エイヴスにて人間嫌いのエルフを取り込み、イレギュラー化の材料にしてしまったように。
この世界でもそういった意味合いで、協力者を集めたりしていないか……と。
「……パレスちゃん、この世界にイレギュラーは」
「幸い、まだ発見はされていない。もしもどこかに現れてしまったら、恐らく太刀打ち出来ないだろう」
昨日、港で兵士たちの戦いぶりを見ていたのでそれには同意だ。
イレギュラーのような凶悪な存在相手に、勝ちを掴むのはほぼ不可能だろう。
何とかなるとすれば、せいぜいセイルさん……それからパレスちゃんが直接戦うのであれば、くらいか。
なので、まだイレギュラーが見つかっていないのは良かったが。
「もし、最悪の予想が当たっていたなら……千年王国は手の届かないところで着々と終末の準備をしていたことになる」
「そして危機の兆候に、北の果ての異常……幾つもの符合があるというわけですな」
ニオさんの言葉に、アディさんが眉をひそめながら頷く。
幾つもの符合。それが正しく一点に繋がるのであれば。
「……北の果てには、千年王国が待っているのかもしれない。或いは」
「その近くに奴らがいて、果てで何かをしでかそうとしているか……ね」
オレの言葉の後に、フェイがそう続けた。
流れからすれば、恐らく後者の可能性が高い。古代都市の封印機構が、今朝になって破壊されてしまったのだから。
「はあ……またこういう展開になっちまうのか」
「世界の危機あるところ、千年王国あり……そんな感じね」
認めたくないが、フェイの言う通りだ。
千年王国が活動しているゆえ、世界に危機が迫っている……という順が正しいのかもしれないが。
「彼らの狙いが終末を起こすことなら、古代都市に目的達成のための何かがあるのかしら?」
シャーロットさんの推測に、
「奴らは何かを掴んでいるのかもしれない。ただ、私たちにはそれが何なのか、知りようがないんだ」
パレスちゃんは口惜しそうにそう返すのみだった。
「とにかく、奴らが動き出したのなら警戒するしかない。少なくとも、先に封印を解かれて古代都市に乗り込まれないようにしなければ」
「そうだねえ。裏をかかれたりもしないように気を付けないと」
たとえばこちらが封印を解いても、相手がわざと解かせて先回りしている、なんてことも考えられる。

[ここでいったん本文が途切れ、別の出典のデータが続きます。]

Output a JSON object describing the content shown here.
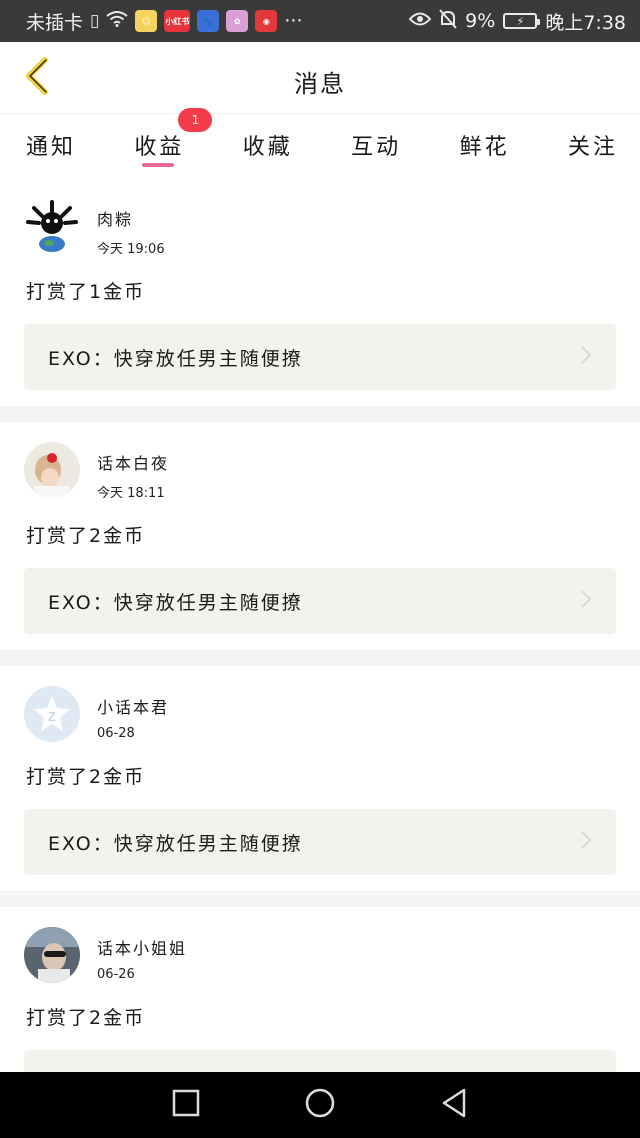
{
  "status_bar": {
    "carrier": "未插卡",
    "apps": [
      {
        "name": "app-icon-face",
        "color": "#f4d35e",
        "label": ""
      },
      {
        "name": "app-icon-xiaohongshu",
        "color": "#e8333b",
        "label": "小红书"
      },
      {
        "name": "app-icon-baidu",
        "color": "#3b6fd8",
        "label": ""
      },
      {
        "name": "app-icon-flower",
        "color": "#d9a0d6",
        "label": ""
      },
      {
        "name": "app-icon-music",
        "color": "#e23a3a",
        "label": ""
      }
    ],
    "more": "···",
    "battery": "9%",
    "time": "晚上7:38"
  },
  "header": {
    "title": "消息"
  },
  "tabs": [
    {
      "label": "通知"
    },
    {
      "label": "收益",
      "active": true,
      "badge": "1"
    },
    {
      "label": "收藏"
    },
    {
      "label": "互动"
    },
    {
      "label": "鲜花"
    },
    {
      "label": "关注"
    }
  ],
  "messages": [
    {
      "user": "肉粽",
      "time": "今天 19:06",
      "reward": "打赏了1金币",
      "book": "EXO：快穿放任男主随便撩",
      "avatar": "avatar-spiky"
    },
    {
      "user": "话本白夜",
      "time": "今天 18:11",
      "reward": "打赏了2金币",
      "book": "EXO：快穿放任男主随便撩",
      "avatar": "avatar-girl"
    },
    {
      "user": "小话本君",
      "time": "06-28",
      "reward": "打赏了2金币",
      "book": "EXO：快穿放任男主随便撩",
      "avatar": "avatar-default"
    },
    {
      "user": "话本小姐姐",
      "time": "06-26",
      "reward": "打赏了2金币",
      "book": "",
      "avatar": "avatar-man"
    }
  ],
  "colors": {
    "accent": "#e86b92",
    "badge": "#f23c4a",
    "back_arrow": "#f2d23c",
    "book_bg": "#f3f3ee"
  }
}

エスカーの言う裏をかくとはそういうことだろう。確かにありそうなことだ。
「千年王国に注意しつつの航海……か。あいつらの恐ろしさは分かってるから辛いが、やるしかないな」
昨夜の漠然とした不安が、早速現実のものとなったことに苦笑しつつ。
オレは改めて、この航海を乗り切らねばと気を引き締めるのだった。